Let's look at recipes for this marvelous concoction:
DRY MARTINI (From Time-Life "Wines and Spirits") To make 1
1/4 ounce dry vermouth
2 1/2 ounces gin
3 to 4 ice cubes
1 strip lemon peel
A 4-ounce cocktail glass, chilled
Combine the dry vermouth, gin and ice cubes in a mixing glass. Place a shaker on top of the glass and, grasping them firmly together with both hands, shake quickly 5 or 6 times. Rub the cut edge of the lemon peel around the inside rim of a chilled cocktail glass. Remove the shaker, place a strainer over the mixing glass and pour the Martini into the cocktail glass. Add the lemon peel.
Variations to be investigated: a pitted olive in place of the lemon peel; a pearl onion, which some purists may insist is a Gibson; substitute Vodka for gin. I've even heard of adding a dash of Pernod, or a dash of Angostura or Orange Bitters. Then there are those that are on the fringe of everything and they have the nerve to insert absinthe, Benedictine, sprigs of mint, even Creme de Menthe to give a putrid green shade to such an innocent drink.
then there is the MARTINI ON THE ROCKS:
5 parts gin to 1 part dry vermouth
Stir well with ice cubes and strain into an old-fashioned glass filled with ice cubes. Add a twist of lemon peel, a pickled onion or a pitted olive. Vodka or tequila may be substituted for gin, dry sherry may be substituted for vermouth. For a drier dry martini, some bartenders use 6 or more parts gin to 1 part vermouth.
Then, carrying the "drier" idea one step further, do as Winston
Churchill did: pour the gin over the ice and stir, while glancing briefly at the
vermouth bottle sitting on the shelf across the room.
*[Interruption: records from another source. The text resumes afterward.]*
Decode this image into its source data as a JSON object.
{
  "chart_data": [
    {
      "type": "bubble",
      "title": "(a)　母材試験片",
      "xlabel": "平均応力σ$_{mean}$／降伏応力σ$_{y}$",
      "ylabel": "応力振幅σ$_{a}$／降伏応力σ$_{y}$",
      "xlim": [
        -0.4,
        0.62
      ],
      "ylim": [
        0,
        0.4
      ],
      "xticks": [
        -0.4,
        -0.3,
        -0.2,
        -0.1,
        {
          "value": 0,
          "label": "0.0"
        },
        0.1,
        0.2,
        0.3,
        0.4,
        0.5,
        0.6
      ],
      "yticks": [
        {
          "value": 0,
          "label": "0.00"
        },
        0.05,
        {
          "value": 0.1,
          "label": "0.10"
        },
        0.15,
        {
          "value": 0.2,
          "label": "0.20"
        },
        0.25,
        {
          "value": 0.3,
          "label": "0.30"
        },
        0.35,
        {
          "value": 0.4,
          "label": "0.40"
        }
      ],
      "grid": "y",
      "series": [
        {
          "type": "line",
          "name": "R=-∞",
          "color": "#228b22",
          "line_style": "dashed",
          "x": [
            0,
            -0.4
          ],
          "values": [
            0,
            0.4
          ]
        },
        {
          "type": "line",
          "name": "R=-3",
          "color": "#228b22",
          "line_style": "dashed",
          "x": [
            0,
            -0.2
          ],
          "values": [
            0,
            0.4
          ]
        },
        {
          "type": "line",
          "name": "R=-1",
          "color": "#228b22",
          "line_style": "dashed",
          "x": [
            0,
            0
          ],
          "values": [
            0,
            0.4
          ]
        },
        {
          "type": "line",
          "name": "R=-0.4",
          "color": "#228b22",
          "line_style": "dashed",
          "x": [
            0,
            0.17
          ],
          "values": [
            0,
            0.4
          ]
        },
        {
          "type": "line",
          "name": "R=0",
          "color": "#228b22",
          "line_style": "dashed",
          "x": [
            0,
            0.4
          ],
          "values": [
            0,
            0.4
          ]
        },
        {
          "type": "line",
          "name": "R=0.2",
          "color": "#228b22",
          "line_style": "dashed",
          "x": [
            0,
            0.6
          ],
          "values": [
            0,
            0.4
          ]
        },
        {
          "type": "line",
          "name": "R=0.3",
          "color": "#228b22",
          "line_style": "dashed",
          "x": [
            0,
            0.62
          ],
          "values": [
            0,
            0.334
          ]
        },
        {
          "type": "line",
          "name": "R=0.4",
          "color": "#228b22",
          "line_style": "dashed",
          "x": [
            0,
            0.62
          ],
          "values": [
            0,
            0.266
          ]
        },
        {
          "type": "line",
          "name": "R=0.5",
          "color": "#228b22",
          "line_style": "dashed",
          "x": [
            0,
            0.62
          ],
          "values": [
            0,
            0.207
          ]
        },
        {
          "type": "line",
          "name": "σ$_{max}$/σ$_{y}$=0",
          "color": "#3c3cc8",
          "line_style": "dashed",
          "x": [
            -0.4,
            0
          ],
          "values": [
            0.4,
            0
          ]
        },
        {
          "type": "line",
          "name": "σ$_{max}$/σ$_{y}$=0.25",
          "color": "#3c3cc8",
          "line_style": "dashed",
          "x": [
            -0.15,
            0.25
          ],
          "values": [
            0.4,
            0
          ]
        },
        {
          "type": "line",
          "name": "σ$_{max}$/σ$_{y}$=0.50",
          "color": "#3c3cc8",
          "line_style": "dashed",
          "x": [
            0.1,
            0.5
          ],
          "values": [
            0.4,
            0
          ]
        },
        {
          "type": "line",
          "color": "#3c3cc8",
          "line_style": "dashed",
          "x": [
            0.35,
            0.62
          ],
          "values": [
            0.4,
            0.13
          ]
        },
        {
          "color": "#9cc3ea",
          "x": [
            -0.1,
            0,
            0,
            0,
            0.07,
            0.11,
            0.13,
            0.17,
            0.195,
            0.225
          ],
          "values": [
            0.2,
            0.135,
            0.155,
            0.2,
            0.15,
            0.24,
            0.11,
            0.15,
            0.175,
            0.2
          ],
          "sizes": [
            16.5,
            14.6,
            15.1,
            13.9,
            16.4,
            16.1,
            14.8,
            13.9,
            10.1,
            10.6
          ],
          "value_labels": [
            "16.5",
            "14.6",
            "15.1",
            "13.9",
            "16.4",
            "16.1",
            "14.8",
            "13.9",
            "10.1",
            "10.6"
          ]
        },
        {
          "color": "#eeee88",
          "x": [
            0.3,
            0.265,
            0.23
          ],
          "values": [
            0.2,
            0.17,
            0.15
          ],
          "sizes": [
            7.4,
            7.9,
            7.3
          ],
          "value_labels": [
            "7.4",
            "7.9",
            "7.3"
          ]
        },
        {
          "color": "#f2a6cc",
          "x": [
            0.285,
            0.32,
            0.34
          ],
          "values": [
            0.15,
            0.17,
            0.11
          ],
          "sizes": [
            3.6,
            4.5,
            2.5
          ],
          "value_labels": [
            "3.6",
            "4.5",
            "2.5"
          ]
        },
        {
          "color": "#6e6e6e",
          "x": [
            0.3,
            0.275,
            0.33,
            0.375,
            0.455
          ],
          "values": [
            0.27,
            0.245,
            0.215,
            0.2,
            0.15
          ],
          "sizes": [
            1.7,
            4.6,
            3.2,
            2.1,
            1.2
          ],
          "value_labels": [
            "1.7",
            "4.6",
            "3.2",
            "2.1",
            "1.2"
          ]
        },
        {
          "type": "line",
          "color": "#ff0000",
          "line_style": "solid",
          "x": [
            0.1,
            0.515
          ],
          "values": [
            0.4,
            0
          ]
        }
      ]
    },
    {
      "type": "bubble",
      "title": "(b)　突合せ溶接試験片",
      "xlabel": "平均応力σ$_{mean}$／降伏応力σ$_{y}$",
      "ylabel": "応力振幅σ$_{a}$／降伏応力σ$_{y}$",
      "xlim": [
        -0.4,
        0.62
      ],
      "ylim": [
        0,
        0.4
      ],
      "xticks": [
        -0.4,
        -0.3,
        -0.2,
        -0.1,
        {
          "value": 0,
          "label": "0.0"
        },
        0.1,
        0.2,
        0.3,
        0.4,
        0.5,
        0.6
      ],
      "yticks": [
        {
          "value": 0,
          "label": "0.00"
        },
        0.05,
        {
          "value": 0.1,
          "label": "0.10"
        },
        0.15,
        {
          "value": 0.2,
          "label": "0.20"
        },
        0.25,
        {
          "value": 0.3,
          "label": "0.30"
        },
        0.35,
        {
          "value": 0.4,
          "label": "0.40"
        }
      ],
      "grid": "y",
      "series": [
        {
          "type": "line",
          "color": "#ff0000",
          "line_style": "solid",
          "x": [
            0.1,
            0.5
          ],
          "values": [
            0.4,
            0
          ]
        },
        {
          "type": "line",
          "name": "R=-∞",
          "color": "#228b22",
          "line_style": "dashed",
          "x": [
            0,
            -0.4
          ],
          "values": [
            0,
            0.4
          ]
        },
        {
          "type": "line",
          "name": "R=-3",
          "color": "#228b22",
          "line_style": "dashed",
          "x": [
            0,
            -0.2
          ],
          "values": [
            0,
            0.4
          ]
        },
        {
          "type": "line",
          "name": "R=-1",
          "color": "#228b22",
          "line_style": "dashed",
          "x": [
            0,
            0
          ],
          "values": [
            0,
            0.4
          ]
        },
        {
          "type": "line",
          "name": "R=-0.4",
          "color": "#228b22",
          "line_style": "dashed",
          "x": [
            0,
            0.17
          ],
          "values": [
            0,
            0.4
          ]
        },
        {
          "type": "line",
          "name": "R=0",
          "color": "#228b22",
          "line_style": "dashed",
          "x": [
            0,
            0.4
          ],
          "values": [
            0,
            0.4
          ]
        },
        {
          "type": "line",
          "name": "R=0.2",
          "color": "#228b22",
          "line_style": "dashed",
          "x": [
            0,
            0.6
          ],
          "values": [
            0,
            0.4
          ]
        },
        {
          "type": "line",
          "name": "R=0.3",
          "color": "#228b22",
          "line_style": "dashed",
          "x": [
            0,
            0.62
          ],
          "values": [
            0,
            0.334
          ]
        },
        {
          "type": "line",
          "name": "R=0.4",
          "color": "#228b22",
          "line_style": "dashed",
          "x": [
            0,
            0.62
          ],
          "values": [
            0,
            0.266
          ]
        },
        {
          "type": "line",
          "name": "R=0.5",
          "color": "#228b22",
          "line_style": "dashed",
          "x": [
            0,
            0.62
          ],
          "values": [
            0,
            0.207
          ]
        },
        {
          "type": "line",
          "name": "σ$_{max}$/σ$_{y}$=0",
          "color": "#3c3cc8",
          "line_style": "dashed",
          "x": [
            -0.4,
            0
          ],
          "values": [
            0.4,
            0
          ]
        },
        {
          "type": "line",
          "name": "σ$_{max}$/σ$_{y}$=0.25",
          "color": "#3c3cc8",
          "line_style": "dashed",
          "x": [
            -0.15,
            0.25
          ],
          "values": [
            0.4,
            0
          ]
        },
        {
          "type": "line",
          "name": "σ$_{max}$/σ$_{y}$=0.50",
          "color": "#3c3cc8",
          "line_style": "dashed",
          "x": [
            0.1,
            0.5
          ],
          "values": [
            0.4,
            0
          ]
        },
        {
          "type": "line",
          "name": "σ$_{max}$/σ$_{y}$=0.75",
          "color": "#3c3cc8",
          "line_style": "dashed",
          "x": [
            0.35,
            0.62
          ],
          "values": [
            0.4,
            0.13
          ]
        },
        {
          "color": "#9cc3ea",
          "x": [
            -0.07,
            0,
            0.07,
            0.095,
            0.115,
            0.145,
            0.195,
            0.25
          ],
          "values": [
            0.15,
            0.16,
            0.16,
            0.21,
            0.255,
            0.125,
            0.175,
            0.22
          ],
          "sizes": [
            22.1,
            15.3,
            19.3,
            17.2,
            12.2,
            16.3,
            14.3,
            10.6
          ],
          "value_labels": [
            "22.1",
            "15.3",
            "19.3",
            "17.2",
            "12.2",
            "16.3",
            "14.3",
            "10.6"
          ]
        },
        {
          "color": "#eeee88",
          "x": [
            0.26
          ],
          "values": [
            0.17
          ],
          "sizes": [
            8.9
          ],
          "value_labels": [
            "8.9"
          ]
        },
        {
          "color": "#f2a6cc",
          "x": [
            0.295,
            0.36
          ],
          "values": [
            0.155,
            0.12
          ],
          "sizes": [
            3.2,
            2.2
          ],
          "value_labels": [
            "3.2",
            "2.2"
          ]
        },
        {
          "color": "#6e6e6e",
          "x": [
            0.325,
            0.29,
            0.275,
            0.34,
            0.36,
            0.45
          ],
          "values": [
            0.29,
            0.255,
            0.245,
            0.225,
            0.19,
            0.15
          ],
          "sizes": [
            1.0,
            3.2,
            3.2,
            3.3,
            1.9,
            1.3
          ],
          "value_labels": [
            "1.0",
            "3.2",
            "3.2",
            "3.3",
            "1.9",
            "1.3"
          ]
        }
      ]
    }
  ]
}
PERFECT MARTINI (From same source as above) To make 1 cocktail
1/2 ounce sweet vermouth
1/2 ounce dry vermouth
1 1/2 ounces gin
3 to 4 ice cubes
1 strip orange peel
A 4-ounce cocktail glass, chilled
Combine the vermouths and the gin in a mixing glass, add the ice cubes and stir (yeah, stir) with a bar spoon to blend and chill the liquors. Place a strainer over the mixing glass and pour into a chilled cocktail glass. Twist the orange peel over the cocktail glass to release the oil, run the cut edge of the peel around the inside rim of the glass, and drop it in. Using orange peel makes it sound awfully healthy.
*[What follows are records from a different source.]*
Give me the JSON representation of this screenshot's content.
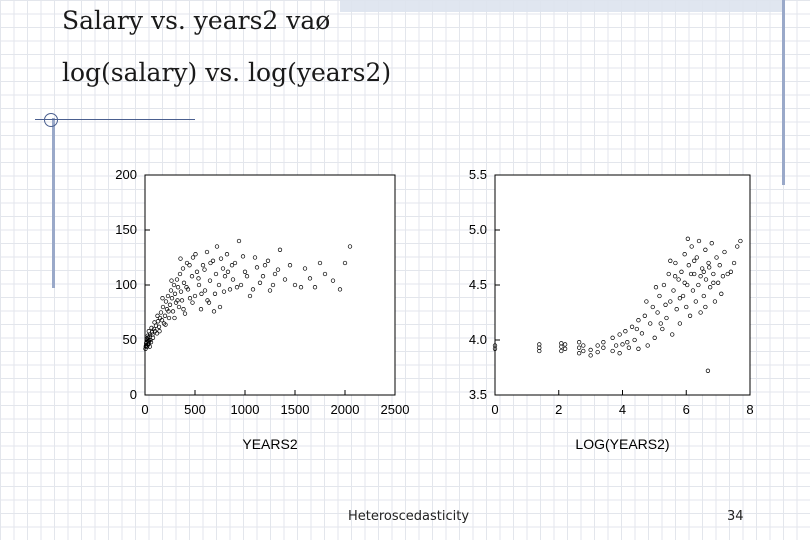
{
  "slide": {
    "title_line1": "Salary vs. years2 vaø",
    "title_line2": "log(salary) vs. log(years2)",
    "footer_label": "Heteroscedasticity",
    "page_number": "34"
  },
  "colors": {
    "accent": "#4a5f8f",
    "grid": "#e3e6ec"
  },
  "chart_data": [
    {
      "type": "scatter",
      "xlabel": "YEARS2",
      "ylabel": "",
      "xlim": [
        0,
        2500
      ],
      "ylim": [
        0,
        200
      ],
      "xticks": [
        "0",
        "500",
        "1000",
        "1500",
        "2000",
        "2500"
      ],
      "yticks": [
        "0",
        "50",
        "100",
        "150",
        "200"
      ],
      "grid": false,
      "points": [
        [
          10,
          45
        ],
        [
          15,
          48
        ],
        [
          20,
          50
        ],
        [
          25,
          46
        ],
        [
          30,
          52
        ],
        [
          35,
          49
        ],
        [
          40,
          47
        ],
        [
          45,
          53
        ],
        [
          50,
          55
        ],
        [
          55,
          50
        ],
        [
          60,
          48
        ],
        [
          70,
          57
        ],
        [
          80,
          52
        ],
        [
          90,
          60
        ],
        [
          100,
          58
        ],
        [
          110,
          63
        ],
        [
          120,
          56
        ],
        [
          130,
          67
        ],
        [
          140,
          62
        ],
        [
          150,
          70
        ],
        [
          160,
          75
        ],
        [
          170,
          68
        ],
        [
          180,
          80
        ],
        [
          190,
          65
        ],
        [
          200,
          72
        ],
        [
          210,
          85
        ],
        [
          220,
          78
        ],
        [
          230,
          90
        ],
        [
          240,
          70
        ],
        [
          250,
          82
        ],
        [
          260,
          95
        ],
        [
          270,
          88
        ],
        [
          280,
          76
        ],
        [
          290,
          100
        ],
        [
          300,
          92
        ],
        [
          310,
          84
        ],
        [
          320,
          105
        ],
        [
          330,
          98
        ],
        [
          340,
          80
        ],
        [
          350,
          110
        ],
        [
          360,
          94
        ],
        [
          370,
          86
        ],
        [
          380,
          115
        ],
        [
          390,
          102
        ],
        [
          400,
          74
        ],
        [
          420,
          120
        ],
        [
          430,
          96
        ],
        [
          450,
          88
        ],
        [
          470,
          108
        ],
        [
          480,
          125
        ],
        [
          500,
          90
        ],
        [
          520,
          112
        ],
        [
          540,
          100
        ],
        [
          560,
          78
        ],
        [
          580,
          118
        ],
        [
          600,
          95
        ],
        [
          620,
          130
        ],
        [
          640,
          84
        ],
        [
          650,
          104
        ],
        [
          680,
          122
        ],
        [
          700,
          92
        ],
        [
          720,
          135
        ],
        [
          740,
          100
        ],
        [
          750,
          80
        ],
        [
          780,
          115
        ],
        [
          800,
          108
        ],
        [
          820,
          128
        ],
        [
          850,
          96
        ],
        [
          880,
          105
        ],
        [
          900,
          120
        ],
        [
          940,
          140
        ],
        [
          960,
          100
        ],
        [
          1000,
          112
        ],
        [
          1050,
          90
        ],
        [
          1100,
          125
        ],
        [
          1150,
          102
        ],
        [
          1200,
          118
        ],
        [
          1250,
          95
        ],
        [
          1300,
          110
        ],
        [
          1350,
          132
        ],
        [
          1400,
          105
        ],
        [
          1500,
          100
        ],
        [
          1600,
          115
        ],
        [
          1700,
          98
        ],
        [
          1800,
          110
        ],
        [
          1950,
          96
        ],
        [
          2000,
          120
        ],
        [
          2050,
          135
        ],
        [
          5,
          42
        ],
        [
          8,
          44
        ],
        [
          12,
          47
        ],
        [
          18,
          51
        ],
        [
          22,
          44
        ],
        [
          28,
          54
        ],
        [
          33,
          46
        ],
        [
          38,
          58
        ],
        [
          42,
          50
        ],
        [
          48,
          44
        ],
        [
          65,
          61
        ],
        [
          75,
          55
        ],
        [
          95,
          66
        ],
        [
          125,
          72
        ],
        [
          145,
          58
        ],
        [
          175,
          88
        ],
        [
          205,
          64
        ],
        [
          235,
          76
        ],
        [
          265,
          104
        ],
        [
          295,
          70
        ],
        [
          325,
          86
        ],
        [
          355,
          124
        ],
        [
          385,
          78
        ],
        [
          415,
          98
        ],
        [
          445,
          118
        ],
        [
          475,
          84
        ],
        [
          505,
          128
        ],
        [
          535,
          106
        ],
        [
          565,
          92
        ],
        [
          595,
          114
        ],
        [
          625,
          86
        ],
        [
          655,
          120
        ],
        [
          690,
          76
        ],
        [
          710,
          110
        ],
        [
          760,
          124
        ],
        [
          790,
          94
        ],
        [
          830,
          112
        ],
        [
          870,
          118
        ],
        [
          920,
          98
        ],
        [
          980,
          126
        ],
        [
          1020,
          108
        ],
        [
          1080,
          96
        ],
        [
          1120,
          116
        ],
        [
          1180,
          108
        ],
        [
          1230,
          122
        ],
        [
          1280,
          100
        ],
        [
          1330,
          114
        ],
        [
          1450,
          118
        ],
        [
          1560,
          98
        ],
        [
          1650,
          106
        ],
        [
          1750,
          120
        ],
        [
          1880,
          104
        ]
      ]
    },
    {
      "type": "scatter",
      "xlabel": "LOG(YEARS2)",
      "ylabel": "",
      "xlim": [
        0,
        8
      ],
      "ylim": [
        3.5,
        5.5
      ],
      "xticks": [
        "0",
        "2",
        "4",
        "6",
        "8"
      ],
      "yticks": [
        "3.5",
        "4.0",
        "4.5",
        "5.0",
        "5.5"
      ],
      "grid": false,
      "points": [
        [
          0,
          3.92
        ],
        [
          0,
          3.95
        ],
        [
          1.39,
          3.93
        ],
        [
          1.39,
          3.96
        ],
        [
          1.39,
          3.9
        ],
        [
          2.08,
          3.94
        ],
        [
          2.08,
          3.9
        ],
        [
          2.08,
          3.97
        ],
        [
          2.2,
          3.92
        ],
        [
          2.2,
          3.96
        ],
        [
          2.64,
          3.88
        ],
        [
          2.64,
          3.93
        ],
        [
          2.64,
          3.98
        ],
        [
          2.77,
          3.9
        ],
        [
          2.77,
          3.95
        ],
        [
          3.0,
          3.86
        ],
        [
          3.0,
          3.91
        ],
        [
          3.22,
          3.95
        ],
        [
          3.22,
          3.89
        ],
        [
          3.4,
          3.93
        ],
        [
          3.4,
          3.98
        ],
        [
          3.69,
          3.9
        ],
        [
          3.69,
          4.02
        ],
        [
          3.8,
          3.95
        ],
        [
          3.91,
          4.05
        ],
        [
          3.91,
          3.88
        ],
        [
          4.0,
          3.96
        ],
        [
          4.09,
          4.08
        ],
        [
          4.2,
          3.93
        ],
        [
          4.3,
          4.12
        ],
        [
          4.38,
          4.0
        ],
        [
          4.5,
          4.18
        ],
        [
          4.5,
          3.92
        ],
        [
          4.61,
          4.06
        ],
        [
          4.7,
          4.22
        ],
        [
          4.79,
          3.95
        ],
        [
          4.87,
          4.15
        ],
        [
          4.95,
          4.3
        ],
        [
          5.01,
          4.02
        ],
        [
          5.1,
          4.25
        ],
        [
          5.16,
          4.4
        ],
        [
          5.25,
          4.1
        ],
        [
          5.3,
          4.5
        ],
        [
          5.38,
          4.2
        ],
        [
          5.45,
          4.6
        ],
        [
          5.5,
          4.35
        ],
        [
          5.56,
          4.05
        ],
        [
          5.6,
          4.45
        ],
        [
          5.66,
          4.7
        ],
        [
          5.7,
          4.28
        ],
        [
          5.76,
          4.55
        ],
        [
          5.8,
          4.15
        ],
        [
          5.85,
          4.62
        ],
        [
          5.9,
          4.4
        ],
        [
          5.95,
          4.78
        ],
        [
          6.0,
          4.3
        ],
        [
          6.03,
          4.5
        ],
        [
          6.08,
          4.68
        ],
        [
          6.12,
          4.22
        ],
        [
          6.17,
          4.85
        ],
        [
          6.21,
          4.45
        ],
        [
          6.25,
          4.6
        ],
        [
          6.3,
          4.35
        ],
        [
          6.33,
          4.75
        ],
        [
          6.38,
          4.5
        ],
        [
          6.4,
          4.9
        ],
        [
          6.45,
          4.25
        ],
        [
          6.5,
          4.65
        ],
        [
          6.55,
          4.4
        ],
        [
          6.6,
          4.82
        ],
        [
          6.62,
          4.55
        ],
        [
          6.68,
          3.72
        ],
        [
          6.7,
          4.7
        ],
        [
          6.75,
          4.48
        ],
        [
          6.8,
          4.88
        ],
        [
          6.85,
          4.6
        ],
        [
          6.9,
          4.35
        ],
        [
          6.95,
          4.75
        ],
        [
          7.0,
          4.52
        ],
        [
          7.05,
          4.68
        ],
        [
          7.1,
          4.42
        ],
        [
          7.2,
          4.8
        ],
        [
          7.3,
          4.6
        ],
        [
          7.5,
          4.7
        ],
        [
          7.6,
          4.85
        ],
        [
          7.7,
          4.9
        ],
        [
          4.15,
          3.98
        ],
        [
          4.45,
          4.1
        ],
        [
          4.75,
          4.35
        ],
        [
          5.05,
          4.48
        ],
        [
          5.35,
          4.32
        ],
        [
          5.65,
          4.58
        ],
        [
          5.95,
          4.52
        ],
        [
          6.25,
          4.72
        ],
        [
          6.55,
          4.62
        ],
        [
          6.85,
          4.52
        ],
        [
          5.2,
          4.15
        ],
        [
          5.8,
          4.38
        ],
        [
          6.15,
          4.6
        ],
        [
          6.45,
          4.58
        ],
        [
          6.72,
          4.66
        ],
        [
          7.15,
          4.58
        ],
        [
          5.5,
          4.72
        ],
        [
          6.05,
          4.92
        ],
        [
          6.6,
          4.3
        ],
        [
          7.4,
          4.62
        ]
      ]
    }
  ]
}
And, of course, there is the SWEET MARTINI: I think only the Brits drink this stuff, and they refer to it as "gin and it" - - - "it" referring to Italian sweet vermouth.
2 ounces sweet vermouth
2 ounces gin
1 maraschino cherry
1 strip orange peel
A 4-ounce cocktail glass, chilled.
Combine the sweet vermouth and gin in the chilled cocktail glass and stir briefly. Garnish with cherry and orange peel. I think a professional bartender in the USA would be drummed out of the Union if he served this up, especially in New York City.
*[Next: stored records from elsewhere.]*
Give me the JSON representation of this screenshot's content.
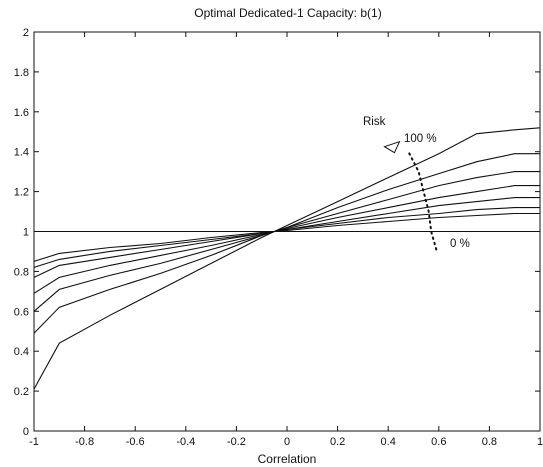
{
  "chart_data": {
    "type": "line",
    "title": "Optimal Dedicated-1 Capacity: b(1)",
    "xlabel": "Correlation",
    "ylabel": "",
    "xlim": [
      -1,
      1
    ],
    "ylim": [
      0,
      2
    ],
    "xticks": [
      -1,
      -0.8,
      -0.6,
      -0.4,
      -0.2,
      0,
      0.2,
      0.4,
      0.6,
      0.8,
      1
    ],
    "yticks": [
      0,
      0.2,
      0.4,
      0.6,
      0.8,
      1,
      1.2,
      1.4,
      1.6,
      1.8,
      2
    ],
    "xtick_labels": [
      "-1",
      "-0.8",
      "-0.6",
      "-0.4",
      "-0.2",
      "0",
      "0.2",
      "0.4",
      "0.6",
      "0.8",
      "1"
    ],
    "ytick_labels": [
      "0",
      "0.2",
      "0.4",
      "0.6",
      "0.8",
      "1",
      "1.2",
      "1.4",
      "1.6",
      "1.8",
      "2"
    ],
    "grid": false,
    "legend": "none",
    "line_color": "#111111",
    "x": [
      -1,
      -0.9,
      -0.7,
      -0.5,
      -0.3,
      -0.1,
      0,
      0.2,
      0.4,
      0.6,
      0.75,
      0.9,
      1
    ],
    "series": [
      {
        "values": [
          0.21,
          0.44,
          0.58,
          0.71,
          0.84,
          0.97,
          1.03,
          1.15,
          1.27,
          1.39,
          1.49,
          1.51,
          1.52
        ]
      },
      {
        "values": [
          0.49,
          0.62,
          0.71,
          0.79,
          0.88,
          0.98,
          1.02,
          1.12,
          1.21,
          1.29,
          1.35,
          1.39,
          1.39
        ]
      },
      {
        "values": [
          0.6,
          0.71,
          0.78,
          0.84,
          0.91,
          0.98,
          1.02,
          1.09,
          1.16,
          1.23,
          1.27,
          1.3,
          1.3
        ]
      },
      {
        "values": [
          0.69,
          0.77,
          0.83,
          0.88,
          0.93,
          0.985,
          1.015,
          1.07,
          1.12,
          1.17,
          1.2,
          1.23,
          1.23
        ]
      },
      {
        "values": [
          0.77,
          0.83,
          0.87,
          0.91,
          0.95,
          0.99,
          1.01,
          1.05,
          1.09,
          1.13,
          1.15,
          1.17,
          1.17
        ]
      },
      {
        "values": [
          0.82,
          0.86,
          0.9,
          0.93,
          0.96,
          0.99,
          1.01,
          1.04,
          1.07,
          1.09,
          1.11,
          1.12,
          1.12
        ]
      },
      {
        "values": [
          0.85,
          0.89,
          0.92,
          0.94,
          0.97,
          0.995,
          1.005,
          1.03,
          1.05,
          1.07,
          1.08,
          1.09,
          1.09
        ]
      },
      {
        "values": [
          1,
          1,
          1,
          1,
          1,
          1,
          1,
          1,
          1,
          1,
          1,
          1,
          1
        ]
      }
    ],
    "annotations": {
      "risk_label": "Risk",
      "high_label": "100 %",
      "low_label": "0 %",
      "risk_arrow_points": [
        [
          0.59,
          0.91
        ],
        [
          0.57,
          1.0
        ],
        [
          0.56,
          1.1
        ],
        [
          0.54,
          1.2
        ],
        [
          0.52,
          1.3
        ],
        [
          0.48,
          1.4
        ]
      ]
    }
  }
}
Having discovered the unexplored field of "Ethnic Martinis", I find that no published research has been done on "Aggie Martinis" or "Polak Martinis". Surely, some pioneer must have done research in these two unplowed fields. The Aggies themselves, in their hallowed agricultural enthusiasm, must have left a trail of truth somewhere, concerning this innocent drink. But, I find nothing.
I am sure I am overlooking something. There is surely some Aggie out there, somewhere, who is knowledgeable and can enlighten us poor ignorant researchers on the topic of "Aggie Martinis", and the state of the art thereon. Huh? Maybe we will touch a nerve. Heh. Heh.
Research into this topic progresses.